I’ll call her Joan. She is 61 years old, working in real estate and living comfortably in an upscale rental apartment thanks partly to rent control. She has a small 401k and a small, steady income from shared family ownership in a stable investment property. But the real estate business, you may have heard, hasn’t been wonderful lately. Joan lives frugally, gives of her time and resources to community nonprofits and is highly respected in business and social groups. She has no health insurance.

“I would if I could,” she told me some time ago. “But it’s either buy insurance or buy dinner. I’m fond of eating.” Twice in the past year Joan has had to have medical treatment; once for a nasty wound in a bike accident, once for an infection that required an overnight hospital stay. She went to the only place available, the understaffed emergency room of a crowded public hospital. Who picked up the tab? You and I. I am happy to do so, for Joan and everyone else who winds up in these predicaments. But come on, it’s not exactly cost-effective.

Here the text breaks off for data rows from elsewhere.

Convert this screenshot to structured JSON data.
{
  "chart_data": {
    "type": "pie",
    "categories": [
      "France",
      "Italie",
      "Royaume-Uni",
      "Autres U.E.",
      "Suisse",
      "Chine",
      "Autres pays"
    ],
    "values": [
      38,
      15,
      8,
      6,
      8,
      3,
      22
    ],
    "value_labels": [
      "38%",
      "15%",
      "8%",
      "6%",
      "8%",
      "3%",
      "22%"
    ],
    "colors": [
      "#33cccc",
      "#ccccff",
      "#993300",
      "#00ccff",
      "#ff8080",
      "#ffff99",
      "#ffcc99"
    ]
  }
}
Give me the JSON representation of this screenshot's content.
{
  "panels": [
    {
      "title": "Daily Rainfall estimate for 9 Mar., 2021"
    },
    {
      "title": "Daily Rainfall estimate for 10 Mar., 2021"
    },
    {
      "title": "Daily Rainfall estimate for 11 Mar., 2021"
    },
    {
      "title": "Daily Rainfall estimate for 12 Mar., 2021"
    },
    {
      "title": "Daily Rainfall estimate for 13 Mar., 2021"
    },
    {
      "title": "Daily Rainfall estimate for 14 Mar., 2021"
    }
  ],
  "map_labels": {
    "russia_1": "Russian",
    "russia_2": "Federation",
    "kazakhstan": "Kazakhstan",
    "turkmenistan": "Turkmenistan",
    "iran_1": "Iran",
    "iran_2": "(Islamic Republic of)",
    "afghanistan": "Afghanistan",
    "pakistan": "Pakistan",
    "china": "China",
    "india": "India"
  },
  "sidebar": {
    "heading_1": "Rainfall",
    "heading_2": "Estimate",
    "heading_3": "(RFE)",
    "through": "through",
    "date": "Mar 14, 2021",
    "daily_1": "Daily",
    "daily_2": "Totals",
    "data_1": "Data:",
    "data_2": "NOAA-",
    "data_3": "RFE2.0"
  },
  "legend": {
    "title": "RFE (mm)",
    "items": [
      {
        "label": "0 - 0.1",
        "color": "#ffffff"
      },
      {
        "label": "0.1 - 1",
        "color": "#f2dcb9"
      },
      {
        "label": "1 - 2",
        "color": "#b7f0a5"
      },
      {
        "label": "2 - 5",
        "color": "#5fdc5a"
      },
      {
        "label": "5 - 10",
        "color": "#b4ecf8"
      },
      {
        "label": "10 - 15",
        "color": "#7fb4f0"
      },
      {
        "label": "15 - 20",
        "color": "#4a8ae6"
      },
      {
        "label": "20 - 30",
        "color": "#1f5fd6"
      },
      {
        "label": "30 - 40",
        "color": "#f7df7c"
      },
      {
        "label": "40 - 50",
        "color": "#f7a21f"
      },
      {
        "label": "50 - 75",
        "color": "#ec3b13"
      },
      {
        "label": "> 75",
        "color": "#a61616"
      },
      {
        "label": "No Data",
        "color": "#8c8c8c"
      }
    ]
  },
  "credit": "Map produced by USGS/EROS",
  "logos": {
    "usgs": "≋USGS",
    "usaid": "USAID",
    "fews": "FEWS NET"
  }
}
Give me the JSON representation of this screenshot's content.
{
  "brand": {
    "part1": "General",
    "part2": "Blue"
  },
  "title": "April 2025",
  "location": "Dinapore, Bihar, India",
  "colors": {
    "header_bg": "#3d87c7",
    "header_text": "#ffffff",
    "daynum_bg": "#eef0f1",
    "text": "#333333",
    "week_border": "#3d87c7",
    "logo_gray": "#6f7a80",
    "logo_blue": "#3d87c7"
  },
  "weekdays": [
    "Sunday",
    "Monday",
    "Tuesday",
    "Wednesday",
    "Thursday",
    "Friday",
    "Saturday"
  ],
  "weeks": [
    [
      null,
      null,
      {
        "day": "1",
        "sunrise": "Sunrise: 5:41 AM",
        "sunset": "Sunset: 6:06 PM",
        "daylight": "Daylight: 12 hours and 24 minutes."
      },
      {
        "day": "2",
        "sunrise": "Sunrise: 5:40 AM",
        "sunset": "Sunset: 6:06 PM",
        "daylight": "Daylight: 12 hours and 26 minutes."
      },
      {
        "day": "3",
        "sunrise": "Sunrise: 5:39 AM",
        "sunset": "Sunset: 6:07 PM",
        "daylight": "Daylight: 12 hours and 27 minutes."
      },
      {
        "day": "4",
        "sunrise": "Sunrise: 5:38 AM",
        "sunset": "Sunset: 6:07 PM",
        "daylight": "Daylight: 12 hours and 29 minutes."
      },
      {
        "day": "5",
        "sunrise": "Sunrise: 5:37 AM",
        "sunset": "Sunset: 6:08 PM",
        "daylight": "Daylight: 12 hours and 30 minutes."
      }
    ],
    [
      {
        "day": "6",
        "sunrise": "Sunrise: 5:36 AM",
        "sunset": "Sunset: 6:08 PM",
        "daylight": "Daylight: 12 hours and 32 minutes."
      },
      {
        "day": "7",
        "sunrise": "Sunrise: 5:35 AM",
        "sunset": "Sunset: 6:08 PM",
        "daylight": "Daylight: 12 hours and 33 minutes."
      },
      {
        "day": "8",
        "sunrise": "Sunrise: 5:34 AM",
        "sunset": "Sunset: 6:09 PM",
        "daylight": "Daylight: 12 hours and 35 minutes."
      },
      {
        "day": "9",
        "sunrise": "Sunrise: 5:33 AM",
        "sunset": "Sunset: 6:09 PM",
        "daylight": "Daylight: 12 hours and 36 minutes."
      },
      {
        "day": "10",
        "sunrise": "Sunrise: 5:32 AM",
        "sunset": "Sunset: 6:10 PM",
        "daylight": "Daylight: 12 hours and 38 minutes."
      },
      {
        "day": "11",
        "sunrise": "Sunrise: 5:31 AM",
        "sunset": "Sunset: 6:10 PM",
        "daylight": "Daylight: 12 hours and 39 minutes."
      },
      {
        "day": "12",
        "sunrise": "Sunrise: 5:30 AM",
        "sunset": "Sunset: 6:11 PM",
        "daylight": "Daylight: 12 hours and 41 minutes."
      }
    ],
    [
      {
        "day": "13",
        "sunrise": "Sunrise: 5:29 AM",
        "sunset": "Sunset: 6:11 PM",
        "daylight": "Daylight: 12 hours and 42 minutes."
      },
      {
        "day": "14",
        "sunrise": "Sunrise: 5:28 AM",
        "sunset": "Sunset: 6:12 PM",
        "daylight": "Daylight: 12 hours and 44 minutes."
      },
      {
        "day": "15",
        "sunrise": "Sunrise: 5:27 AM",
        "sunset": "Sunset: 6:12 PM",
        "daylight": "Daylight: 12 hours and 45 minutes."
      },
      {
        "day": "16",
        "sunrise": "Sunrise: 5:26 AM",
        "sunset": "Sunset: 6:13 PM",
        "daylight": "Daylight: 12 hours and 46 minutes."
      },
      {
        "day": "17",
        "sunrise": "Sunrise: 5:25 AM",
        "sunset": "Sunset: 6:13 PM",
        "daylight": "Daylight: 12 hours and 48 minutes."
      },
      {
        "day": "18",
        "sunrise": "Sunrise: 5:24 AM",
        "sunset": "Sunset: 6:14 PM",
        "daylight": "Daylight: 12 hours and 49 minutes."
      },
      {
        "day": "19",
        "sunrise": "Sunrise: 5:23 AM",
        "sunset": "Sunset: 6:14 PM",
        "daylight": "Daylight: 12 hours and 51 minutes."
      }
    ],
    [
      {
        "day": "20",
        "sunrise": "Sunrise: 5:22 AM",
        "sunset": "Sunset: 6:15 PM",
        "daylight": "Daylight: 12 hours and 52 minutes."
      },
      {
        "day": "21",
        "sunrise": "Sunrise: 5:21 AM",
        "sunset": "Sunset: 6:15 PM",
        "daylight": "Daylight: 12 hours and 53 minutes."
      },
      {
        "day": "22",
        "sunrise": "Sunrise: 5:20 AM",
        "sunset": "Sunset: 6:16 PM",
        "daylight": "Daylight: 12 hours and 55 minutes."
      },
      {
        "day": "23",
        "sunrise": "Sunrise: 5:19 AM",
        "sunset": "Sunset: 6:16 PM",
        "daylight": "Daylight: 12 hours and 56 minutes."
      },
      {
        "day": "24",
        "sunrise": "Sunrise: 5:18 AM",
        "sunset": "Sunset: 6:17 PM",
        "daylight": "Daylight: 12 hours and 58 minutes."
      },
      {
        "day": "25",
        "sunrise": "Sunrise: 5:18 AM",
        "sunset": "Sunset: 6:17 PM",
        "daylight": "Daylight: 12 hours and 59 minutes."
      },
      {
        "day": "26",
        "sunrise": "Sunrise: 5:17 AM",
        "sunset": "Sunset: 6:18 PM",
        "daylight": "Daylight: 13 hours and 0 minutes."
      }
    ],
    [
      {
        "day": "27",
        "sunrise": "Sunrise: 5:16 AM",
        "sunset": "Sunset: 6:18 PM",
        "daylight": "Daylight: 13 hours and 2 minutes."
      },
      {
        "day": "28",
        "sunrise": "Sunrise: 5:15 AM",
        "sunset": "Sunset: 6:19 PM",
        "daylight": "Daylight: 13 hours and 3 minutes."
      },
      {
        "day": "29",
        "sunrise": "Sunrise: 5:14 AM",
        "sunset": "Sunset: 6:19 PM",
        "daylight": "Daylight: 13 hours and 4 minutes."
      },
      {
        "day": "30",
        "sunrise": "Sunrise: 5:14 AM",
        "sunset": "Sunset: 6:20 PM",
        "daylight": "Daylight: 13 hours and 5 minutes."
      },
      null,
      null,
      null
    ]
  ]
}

Expanding coverage to those currently uninsured is only one segment of this moving-target health reform; I hope it doesn’t get lost the way other key elements seem to be straying from the scene. People like Joan would be the first to purchase insurance through any reasonably-priced plan. Unfortunately, I don’t see many insurance companies eager to offer such a thing, and I don’t know where many of the currently uninsured will go if the public option comes off the table.  There were some 47 million uninsured at the latest count. Add to those the swiftly-rising numbers of independent contractors and freelancers of all sorts.

Getting non-emergency care out of the nation’s emergency rooms seems an enlightened thing to do… if we could just have a little more light and less heat in the discussion.